Douglas, apparently thinking as I do, filed a complaint with the FCC. He says he has a right to turn on his radio without hearing such words. He resents the intrusion. He resents the confrontation. He does not like it and he does not like it coming into his home or, in this case, his car. I agreed and I liked it fine when the justices, in a moment of breadth-taking good sense, supported the FCC. To me, it was a victory for common sense.

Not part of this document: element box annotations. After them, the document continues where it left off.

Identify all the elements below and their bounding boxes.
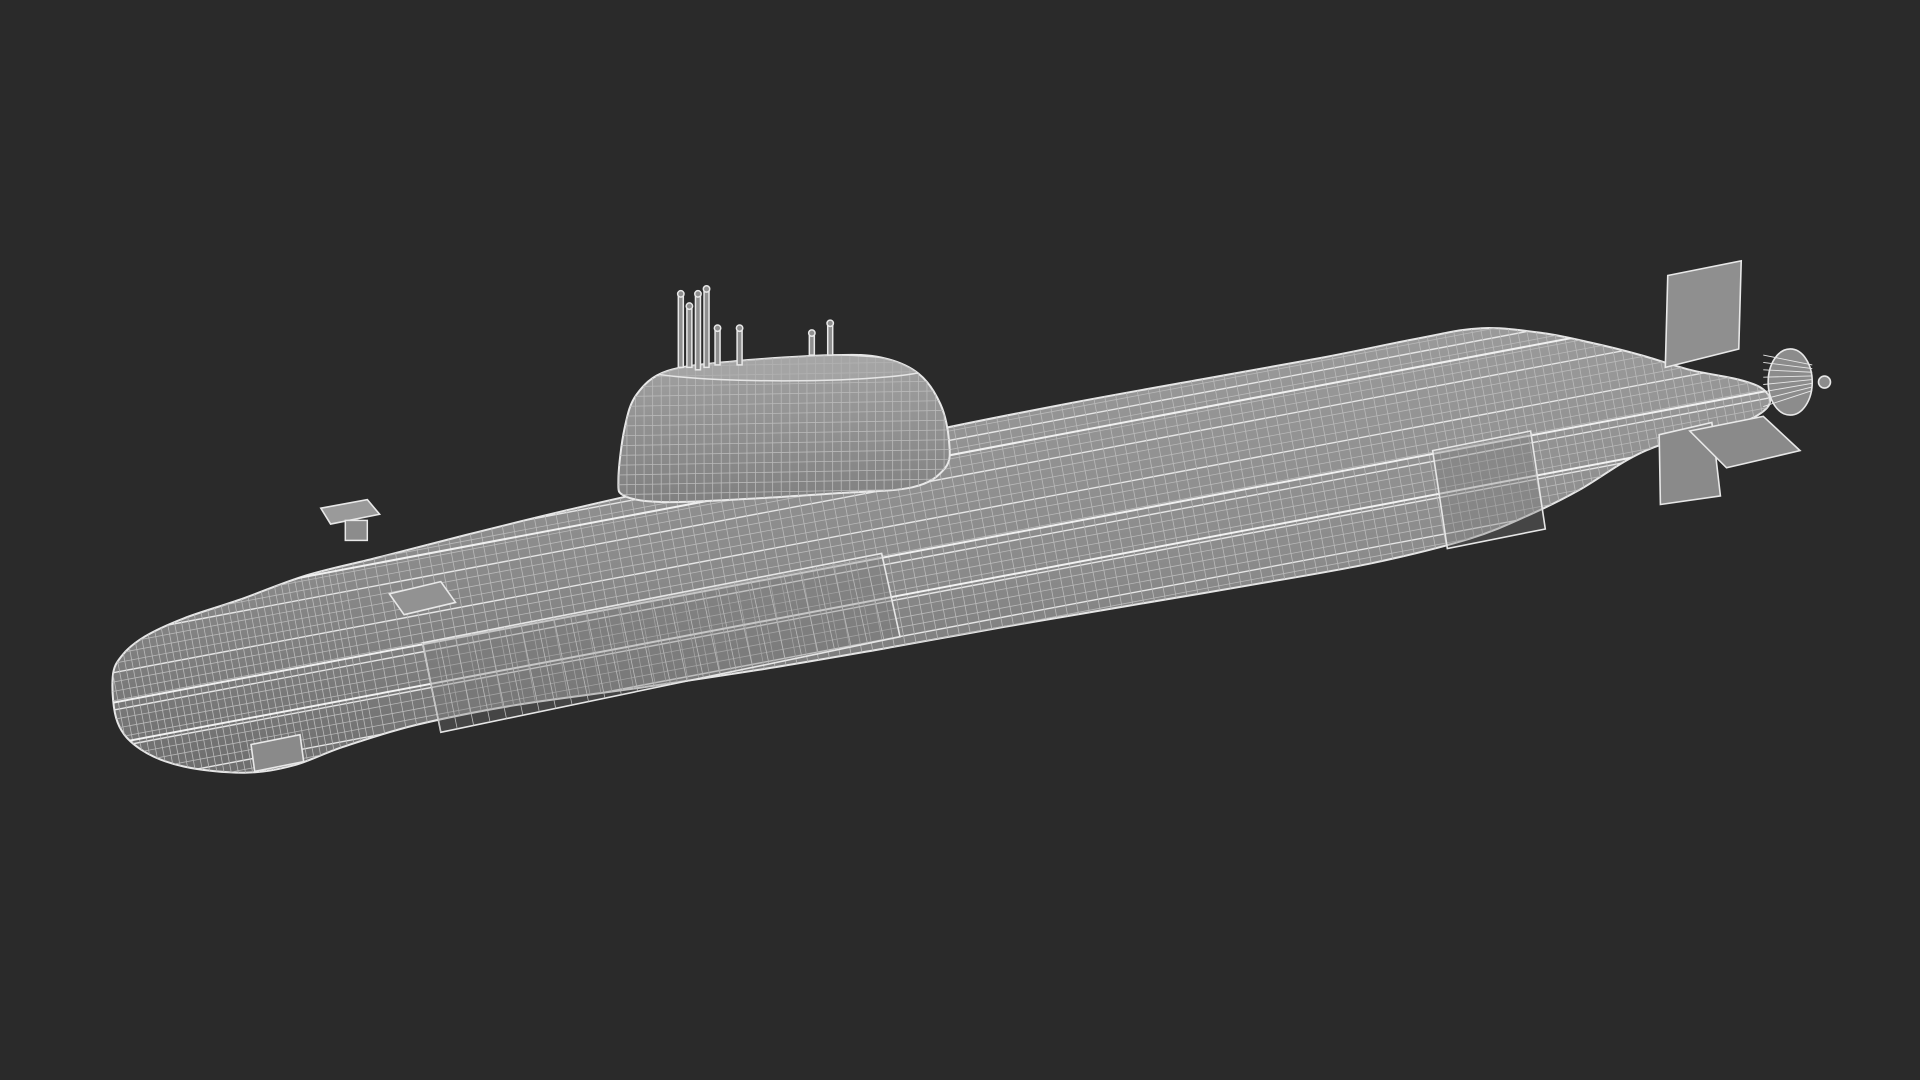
mast xyxy=(677,293,685,369)
propulsor-hub xyxy=(1817,375,1832,389)
mast xyxy=(686,305,693,369)
mast-head xyxy=(676,289,685,298)
mast xyxy=(826,322,834,356)
mast xyxy=(736,327,743,366)
sonar-panel-aft xyxy=(1431,430,1547,550)
mast xyxy=(714,327,721,366)
mast-head xyxy=(735,324,744,333)
mast-head xyxy=(713,324,722,333)
upper-rudder xyxy=(1664,259,1743,369)
viewport xyxy=(0,0,1920,1080)
mast-head xyxy=(694,289,702,298)
mast-head xyxy=(702,285,711,293)
mast xyxy=(694,293,702,371)
mast-head xyxy=(807,329,816,338)
capstan xyxy=(344,519,369,542)
mast-head xyxy=(826,319,835,328)
mast-head xyxy=(685,302,694,311)
submarine-render xyxy=(111,259,1832,774)
mast xyxy=(703,288,710,369)
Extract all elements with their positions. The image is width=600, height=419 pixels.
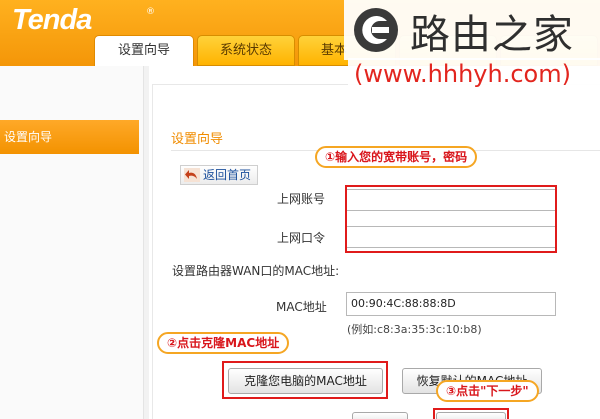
mac-label: MAC地址 <box>276 300 327 314</box>
annotation-step3: ③点击"下一步" <box>436 380 539 402</box>
back-home-label: 返回首页 <box>203 168 252 182</box>
watermark-url: (www.hhhyh.com) <box>354 60 571 88</box>
registered-mark: ® <box>146 7 155 17</box>
annotation-step2: ②点击克隆MAC地址 <box>157 332 290 354</box>
section-title: 设置向导 <box>171 132 224 147</box>
password-label: 上网口令 <box>277 231 326 245</box>
back-arrow-icon <box>184 168 200 182</box>
watermark-logo-icon <box>354 8 398 52</box>
tab-system-status[interactable]: 系统状态 <box>197 35 295 66</box>
highlight-clone-button <box>222 361 388 399</box>
mac-section-title: 设置路由器WAN口的MAC地址: <box>172 264 340 278</box>
highlight-next-button <box>433 408 509 419</box>
tab-setup-wizard[interactable]: 设置向导 <box>94 35 194 66</box>
prev-step-button[interactable] <box>352 412 408 419</box>
watermark-title: 路由之家 <box>410 12 574 58</box>
sidebar-divider <box>143 66 149 419</box>
sidebar-item-setup-wizard[interactable]: 设置向导 <box>0 120 139 154</box>
highlight-credentials <box>345 185 557 253</box>
tenda-logo: Tenda <box>12 4 92 36</box>
annotation-step1: ①输入您的宽带账号，密码 <box>315 146 478 168</box>
account-label: 上网账号 <box>277 192 326 206</box>
mac-example-hint: (例如:c8:3a:35:3c:10:b8) <box>347 323 482 336</box>
back-home-button[interactable]: 返回首页 <box>180 165 258 185</box>
sidebar <box>0 66 143 419</box>
mac-address-input[interactable]: 00:90:4C:88:88:8D <box>346 292 556 316</box>
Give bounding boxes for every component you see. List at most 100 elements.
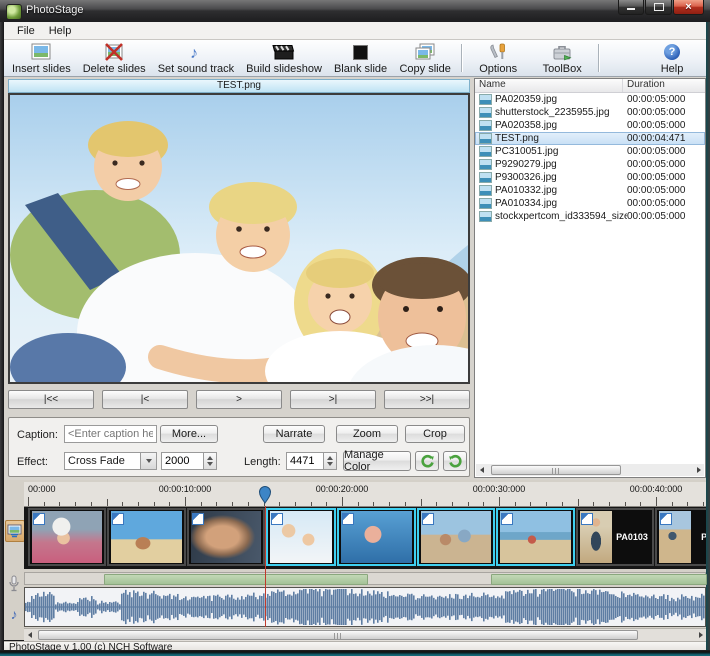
copy-slide-button[interactable]: Copy slide bbox=[393, 40, 457, 76]
column-duration[interactable]: Duration bbox=[623, 79, 705, 92]
scroll-right-icon[interactable] bbox=[695, 630, 706, 640]
file-list-row[interactable]: PC310051.jpg 00:00:05:000 bbox=[475, 145, 705, 158]
clip-edit-icon[interactable] bbox=[581, 513, 593, 525]
crop-button[interactable]: Crop bbox=[405, 425, 465, 443]
build-slideshow-button[interactable]: Build slideshow bbox=[240, 40, 328, 76]
effect-duration-input[interactable] bbox=[161, 452, 204, 470]
list-scrollbar-thumb[interactable] bbox=[491, 465, 621, 475]
blank-slide-button[interactable]: Blank slide bbox=[328, 40, 393, 76]
file-name: P9300326.jpg bbox=[495, 172, 627, 183]
ruler-tick bbox=[640, 502, 641, 506]
close-button[interactable]: × bbox=[673, 0, 704, 15]
minimize-icon bbox=[627, 8, 635, 10]
timeline-scrollbar-thumb[interactable] bbox=[38, 630, 638, 640]
effect-duration-spinner[interactable] bbox=[204, 452, 217, 470]
audio-waveform bbox=[25, 588, 705, 626]
list-horizontal-scrollbar[interactable] bbox=[476, 464, 704, 476]
toolbar-separator bbox=[598, 44, 599, 72]
ruler-tick bbox=[389, 502, 390, 506]
go-to-end-button[interactable]: >>| bbox=[384, 390, 470, 409]
toolbox-button[interactable]: ToolBox bbox=[530, 40, 594, 76]
maximize-button[interactable] bbox=[645, 0, 672, 15]
ruler-tick bbox=[703, 502, 704, 506]
minimize-button[interactable] bbox=[618, 0, 644, 15]
narration-segment[interactable] bbox=[491, 574, 707, 585]
clip-edit-icon[interactable] bbox=[271, 513, 283, 525]
ruler-tick bbox=[326, 502, 327, 506]
microphone-icon[interactable] bbox=[5, 574, 23, 594]
narrate-button[interactable]: Narrate bbox=[263, 425, 325, 443]
caption-input[interactable] bbox=[64, 425, 157, 443]
audio-track[interactable] bbox=[24, 587, 706, 627]
timeline-clip[interactable] bbox=[107, 508, 186, 566]
file-list-row[interactable]: PA020358.jpg 00:00:05:000 bbox=[475, 119, 705, 132]
clip-edit-icon[interactable] bbox=[192, 513, 204, 525]
timeline-clip[interactable] bbox=[417, 508, 495, 566]
playhead-marker[interactable] bbox=[259, 486, 271, 504]
timeline-horizontal-scrollbar[interactable] bbox=[24, 628, 706, 641]
clip-edit-icon[interactable] bbox=[112, 513, 124, 525]
effect-dropdown[interactable]: Cross Fade bbox=[64, 452, 157, 470]
file-list-row[interactable]: PA010334.jpg 00:00:05:000 bbox=[475, 197, 705, 210]
scroll-left-icon[interactable] bbox=[476, 465, 487, 475]
image-file-icon bbox=[479, 185, 492, 196]
length-spinner[interactable] bbox=[324, 452, 337, 470]
file-duration: 00:00:05:000 bbox=[627, 146, 705, 157]
rotate-right-button[interactable] bbox=[443, 451, 467, 471]
scroll-left-icon[interactable] bbox=[24, 630, 35, 640]
timeline-clip[interactable] bbox=[337, 508, 416, 566]
clip-edit-icon[interactable] bbox=[33, 513, 45, 525]
set-sound-track-button[interactable]: ♪ Set sound track bbox=[152, 40, 240, 76]
preview-title-bar: TEST.png bbox=[8, 79, 470, 93]
timeline-clip[interactable] bbox=[496, 508, 575, 566]
clip-edit-icon[interactable] bbox=[660, 513, 672, 525]
more-button[interactable]: More... bbox=[160, 425, 218, 443]
zoom-button[interactable]: Zoom bbox=[336, 425, 398, 443]
help-button[interactable]: ? Help bbox=[640, 40, 704, 76]
insert-slides-button[interactable]: Insert slides bbox=[6, 40, 77, 76]
manage-color-button[interactable]: Manage Color bbox=[343, 451, 411, 471]
timeline-clip[interactable]: PA bbox=[655, 508, 706, 566]
timeline-clip[interactable] bbox=[266, 508, 336, 566]
file-list-row[interactable]: PA010332.jpg 00:00:05:000 bbox=[475, 184, 705, 197]
menu-help[interactable]: Help bbox=[42, 24, 79, 38]
clip-edit-icon[interactable] bbox=[342, 513, 354, 525]
ruler-tick bbox=[358, 502, 359, 506]
scroll-right-icon[interactable] bbox=[693, 465, 704, 475]
timeline-ruler[interactable]: 00:00000:00:10:00000:00:20:00000:00:30:0… bbox=[24, 482, 706, 507]
list-header[interactable]: Name Duration bbox=[475, 79, 705, 93]
timeline-clip[interactable] bbox=[187, 508, 265, 566]
file-duration: 00:00:05:000 bbox=[627, 107, 705, 118]
play-button[interactable]: > bbox=[196, 390, 282, 409]
clip-edit-icon[interactable] bbox=[422, 513, 434, 525]
file-list-row[interactable]: P9300326.jpg 00:00:05:000 bbox=[475, 171, 705, 184]
delete-slides-icon bbox=[102, 42, 126, 62]
music-track-icon[interactable]: ♪ bbox=[5, 604, 23, 624]
slide-track[interactable]: PA0103PA bbox=[24, 507, 706, 569]
next-slide-button[interactable]: >| bbox=[290, 390, 376, 409]
clip-edit-icon[interactable] bbox=[501, 513, 513, 525]
file-list-row[interactable]: stockxpertcom_id333594_size1.jpg 00:00:0… bbox=[475, 210, 705, 223]
ruler-tick bbox=[232, 502, 233, 506]
length-input[interactable] bbox=[286, 452, 324, 470]
file-list-row[interactable]: shutterstock_2235955.jpg 00:00:05:000 bbox=[475, 106, 705, 119]
previous-slide-button[interactable]: |< bbox=[102, 390, 188, 409]
slide-track-icon[interactable] bbox=[5, 520, 25, 542]
menu-file[interactable]: File bbox=[10, 24, 42, 38]
delete-slides-button[interactable]: Delete slides bbox=[77, 40, 152, 76]
file-list-row[interactable]: P9290279.jpg 00:00:05:000 bbox=[475, 158, 705, 171]
insert-slides-icon bbox=[29, 42, 53, 62]
ruler-label: 00:00:30:000 bbox=[473, 484, 526, 494]
options-button[interactable]: Options bbox=[466, 40, 530, 76]
help-icon: ? bbox=[664, 42, 680, 62]
narration-track[interactable] bbox=[24, 572, 706, 585]
rotate-left-button[interactable] bbox=[415, 451, 439, 471]
go-to-start-button[interactable]: |<< bbox=[8, 390, 94, 409]
timeline-clip[interactable] bbox=[28, 508, 106, 566]
timeline-clip[interactable]: PA0103 bbox=[576, 508, 654, 566]
file-list-row[interactable]: TEST.png 00:00:04:471 bbox=[475, 132, 705, 145]
file-list-row[interactable]: PA020359.jpg 00:00:05:000 bbox=[475, 93, 705, 106]
title-bar[interactable]: PhotoStage × bbox=[0, 0, 710, 23]
column-name[interactable]: Name bbox=[475, 79, 623, 92]
narration-segment[interactable] bbox=[104, 574, 368, 585]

But a funny thing happened on the way to the typewriter. I thought of that incident with my son watching, thought of how I could use it as an anecdote to begin my column, but the more I thought of it, the more I had to ask myself what damage had been done. My son has developed no strange twitches, we have not had to rush to the child psychologist's couch and he has, in fact, never referred to the incident. That is more than I can say for myself. The point is that while the incident has been upsetting, probably more so to me than to him, it has not been damaging.

The same thing applies to the WBAI case. This is clearly a case of bad manners and terribly lousy judgment, but you ought to be able to prove damages before you call for the censor. After all, radio and television stations are licensed by the government and while this is not a clear-cut case of censorship, it is akin to it - a slight chilling of the creative juices. So I called Douglas and I told him what I was going to write - that business about the men kissing and all - but I just had to ask him who got hurt in all this. Where's the damage? He told me what I already knew, this concern with intrusions, but he wound up saying what I feared he would - there was no damage. He's wrong about that.

There's a dent in the First Amendment.